The second file is passed to csvstack using file redirection. This allows us to create a temporary file using shuf, which creates a random permutation of the wine-white-clean.csv and head which only selects the header and the first 1559 rows.
Finally, we reorder the columns of this data set using csvcut because by default, bigmler assumes that the last column is the label.Let’s verify that wine-balanced.csv is actually balanced by counting the number of instances per class using parallel and grep:

$ parallel --tag grep -c {} wine-balanced.csv ::: red white
red      1599
white    1599

As you can see, the data set wine-balanced.csv contains both 1599 red and 1599 white wines. Next we split into train and test data sets using split (Granlund and Stallman 2012 b):

$ < wine-balanced.csv header > wine-header.csv                   
$ tail -n +2 wine-balanced.csv | shuf | split -d -n r/2          
$ parallel --xapply "cat wine-header.csv x0{1} > wine-{2}.csv" \ 
> ::: 0 1 ::: train test

This is another long command that deserves to be broken down:

Get the header using header and save it to a temporary file named wine-header.csv
Mix up the red and white wines using tail and shuf and split it into two files named x00 and x01 using a round robin distribution.
Use cat to combine the header saved in wine-header.csv and the rows stored in x00 to save it as wine-train.csv; similarly for x01 and wine-test.csv. The —xapply command-line argument tells parallel to loop over the two input sources in tandem.Let’s check again number of instances per class in both wine-train.csv and wine-test.csv:

$ parallel --tag grep -c {2} wine-{1}.csv ::: train test ::: red white
train red       821
train white     778
test white      821
test red        778

That looks like are data sets are well balanced. We’re now ready to call the prediction API using bigmler.

9.6.2 Calling the API

You can obtain a BigML username and API key at https://bigml.com/developers. Be sure to set the variables BIGML_USERNAME and BIGML_API_KEY in .bashrc with the appropriate values.

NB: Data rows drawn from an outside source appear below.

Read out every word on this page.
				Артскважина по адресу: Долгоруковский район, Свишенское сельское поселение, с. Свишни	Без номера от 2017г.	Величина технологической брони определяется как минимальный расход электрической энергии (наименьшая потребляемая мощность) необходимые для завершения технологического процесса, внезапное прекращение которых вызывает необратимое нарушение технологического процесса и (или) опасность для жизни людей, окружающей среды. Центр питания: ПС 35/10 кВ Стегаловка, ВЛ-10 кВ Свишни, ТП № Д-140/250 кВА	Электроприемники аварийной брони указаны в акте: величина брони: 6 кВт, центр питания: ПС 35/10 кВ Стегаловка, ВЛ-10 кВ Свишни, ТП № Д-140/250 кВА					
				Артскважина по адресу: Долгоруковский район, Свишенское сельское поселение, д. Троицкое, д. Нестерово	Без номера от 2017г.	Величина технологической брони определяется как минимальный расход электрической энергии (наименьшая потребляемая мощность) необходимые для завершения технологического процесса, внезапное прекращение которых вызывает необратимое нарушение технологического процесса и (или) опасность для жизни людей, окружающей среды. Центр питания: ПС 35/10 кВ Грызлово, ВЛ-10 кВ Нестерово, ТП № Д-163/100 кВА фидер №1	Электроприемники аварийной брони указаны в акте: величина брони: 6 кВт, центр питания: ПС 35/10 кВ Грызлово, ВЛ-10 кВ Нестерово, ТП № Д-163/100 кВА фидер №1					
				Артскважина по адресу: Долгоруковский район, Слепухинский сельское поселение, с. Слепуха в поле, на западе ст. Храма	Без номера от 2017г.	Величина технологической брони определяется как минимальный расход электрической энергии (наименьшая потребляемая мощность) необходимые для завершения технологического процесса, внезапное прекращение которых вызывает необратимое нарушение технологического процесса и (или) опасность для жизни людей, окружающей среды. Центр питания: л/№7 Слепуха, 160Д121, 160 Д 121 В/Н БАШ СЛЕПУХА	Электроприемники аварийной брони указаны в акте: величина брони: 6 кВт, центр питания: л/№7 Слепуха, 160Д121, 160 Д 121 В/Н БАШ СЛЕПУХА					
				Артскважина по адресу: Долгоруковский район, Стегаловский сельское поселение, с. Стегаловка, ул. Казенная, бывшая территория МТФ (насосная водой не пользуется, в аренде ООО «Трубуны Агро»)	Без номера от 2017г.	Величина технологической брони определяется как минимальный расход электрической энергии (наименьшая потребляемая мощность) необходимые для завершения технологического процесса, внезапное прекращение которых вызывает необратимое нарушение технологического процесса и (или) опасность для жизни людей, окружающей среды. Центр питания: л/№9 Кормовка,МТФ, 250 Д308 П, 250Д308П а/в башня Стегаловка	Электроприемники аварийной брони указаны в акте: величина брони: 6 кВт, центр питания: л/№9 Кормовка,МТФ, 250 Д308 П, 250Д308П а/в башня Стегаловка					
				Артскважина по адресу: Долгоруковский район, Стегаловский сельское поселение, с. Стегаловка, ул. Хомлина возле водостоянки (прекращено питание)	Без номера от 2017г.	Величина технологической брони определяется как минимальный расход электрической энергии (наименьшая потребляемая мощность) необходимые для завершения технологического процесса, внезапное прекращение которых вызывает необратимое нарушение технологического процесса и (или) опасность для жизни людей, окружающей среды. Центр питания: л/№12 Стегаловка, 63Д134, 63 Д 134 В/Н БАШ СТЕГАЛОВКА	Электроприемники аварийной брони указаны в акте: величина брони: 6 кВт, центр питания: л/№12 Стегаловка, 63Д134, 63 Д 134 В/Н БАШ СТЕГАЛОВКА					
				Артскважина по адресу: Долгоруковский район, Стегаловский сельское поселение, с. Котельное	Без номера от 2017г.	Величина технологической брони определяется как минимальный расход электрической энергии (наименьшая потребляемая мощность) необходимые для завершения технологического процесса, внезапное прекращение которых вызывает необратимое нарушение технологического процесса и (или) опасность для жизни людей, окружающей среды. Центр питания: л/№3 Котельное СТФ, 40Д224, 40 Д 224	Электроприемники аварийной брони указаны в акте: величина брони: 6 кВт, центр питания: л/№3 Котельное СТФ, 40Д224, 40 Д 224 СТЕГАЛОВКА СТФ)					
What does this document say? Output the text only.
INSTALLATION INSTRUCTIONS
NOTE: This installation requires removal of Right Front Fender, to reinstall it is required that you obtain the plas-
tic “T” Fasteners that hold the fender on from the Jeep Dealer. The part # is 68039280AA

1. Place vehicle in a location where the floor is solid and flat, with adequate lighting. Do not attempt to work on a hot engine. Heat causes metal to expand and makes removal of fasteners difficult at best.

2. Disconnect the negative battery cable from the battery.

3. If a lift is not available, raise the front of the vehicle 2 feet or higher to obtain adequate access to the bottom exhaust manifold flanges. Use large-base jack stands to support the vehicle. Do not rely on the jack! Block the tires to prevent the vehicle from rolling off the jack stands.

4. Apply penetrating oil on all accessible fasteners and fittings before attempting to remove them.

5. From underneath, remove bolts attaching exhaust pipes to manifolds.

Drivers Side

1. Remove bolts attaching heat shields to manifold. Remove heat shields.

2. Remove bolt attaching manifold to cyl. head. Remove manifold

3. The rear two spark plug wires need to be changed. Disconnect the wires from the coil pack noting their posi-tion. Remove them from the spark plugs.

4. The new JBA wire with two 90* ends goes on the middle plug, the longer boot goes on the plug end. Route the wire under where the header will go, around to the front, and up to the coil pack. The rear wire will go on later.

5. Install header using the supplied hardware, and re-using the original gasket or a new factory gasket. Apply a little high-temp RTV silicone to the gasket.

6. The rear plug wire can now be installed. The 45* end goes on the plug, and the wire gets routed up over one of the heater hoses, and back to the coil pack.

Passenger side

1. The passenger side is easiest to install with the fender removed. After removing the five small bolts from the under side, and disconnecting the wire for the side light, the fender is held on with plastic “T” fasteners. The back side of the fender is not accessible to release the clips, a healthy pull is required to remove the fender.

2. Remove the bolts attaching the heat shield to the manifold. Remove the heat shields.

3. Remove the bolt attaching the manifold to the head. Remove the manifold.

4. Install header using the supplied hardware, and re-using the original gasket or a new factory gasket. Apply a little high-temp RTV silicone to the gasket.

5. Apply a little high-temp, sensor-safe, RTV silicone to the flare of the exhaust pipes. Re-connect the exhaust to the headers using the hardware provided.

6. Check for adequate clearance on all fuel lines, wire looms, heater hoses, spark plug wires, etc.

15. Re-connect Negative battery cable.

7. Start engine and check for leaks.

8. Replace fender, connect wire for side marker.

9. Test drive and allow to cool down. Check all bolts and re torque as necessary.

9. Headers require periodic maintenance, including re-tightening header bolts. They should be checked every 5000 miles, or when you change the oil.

The API call is quite straightforward, and the meaning of each command-line argument is obvious from it’s name.

$ bigmler --train data/wine-train.csv \
> --test data/wine-test-blind.csv \
> --prediction-info full \
> --prediction-header \
> --output-dir output \
> --tag wine \
> --remote

The file wine-test-blind.csv is just wine-test with the type column (so the label) removed. After this call is finished, the results can be found in the output directory:

$ tree output
output
├── batch_prediction
├── bigmler_sessions
├── dataset
├── dataset_test
├── models
├── predictions.csv
├── source
└── source_test
0 directories, 8 files

9.6.3 Inspecting the Results

The file which is of most interest is output/predictions.csv:

$ csvcut output/predictions.csv -c type | head
type
white
white
red
red
white
red
red
white
red

We can compare these predicted labels with the labels in our test data set. Let’s count the number of misclassifications:

$ paste -d, <(csvcut -c type data/wine-test.csv) \        
> <(csvcut -c type output/predictions.csv) |
> awk -F, '{ if ($1 != $2) {sum+=1 } } END { print sum }' 
766

First, we combine the type columns of both data/wine-test.csv and output/predictions.csv.
Then, we use awk to keep count of when the two columns differ in value.As you can see, BigML’s API misclassified 766 wines out of 1599. This isn’t a good result, but please note that we just blindly applied an algorithm to a data set, which we normally wouldn’t do.

9.6.4 Conclusion

BigML’s prediction API has proven to be easy to use. As with many of the command-line tools discussed in this book, we’ve barely scratched the surface with BigML. For completeness, we should mention that:

BigML’s command-line tool also allows for local computations, which is useful for debugging.
Results can also be inspected using BigML’s web interface.
BigML can also perform regression tasks.Please see https://bigml.com/developers for a complete overview of BigML’s features.

Although we’ve only been able to experiment with one prediction API, we do believe that prediction APIs in general are worthwhile to consider for doing data science.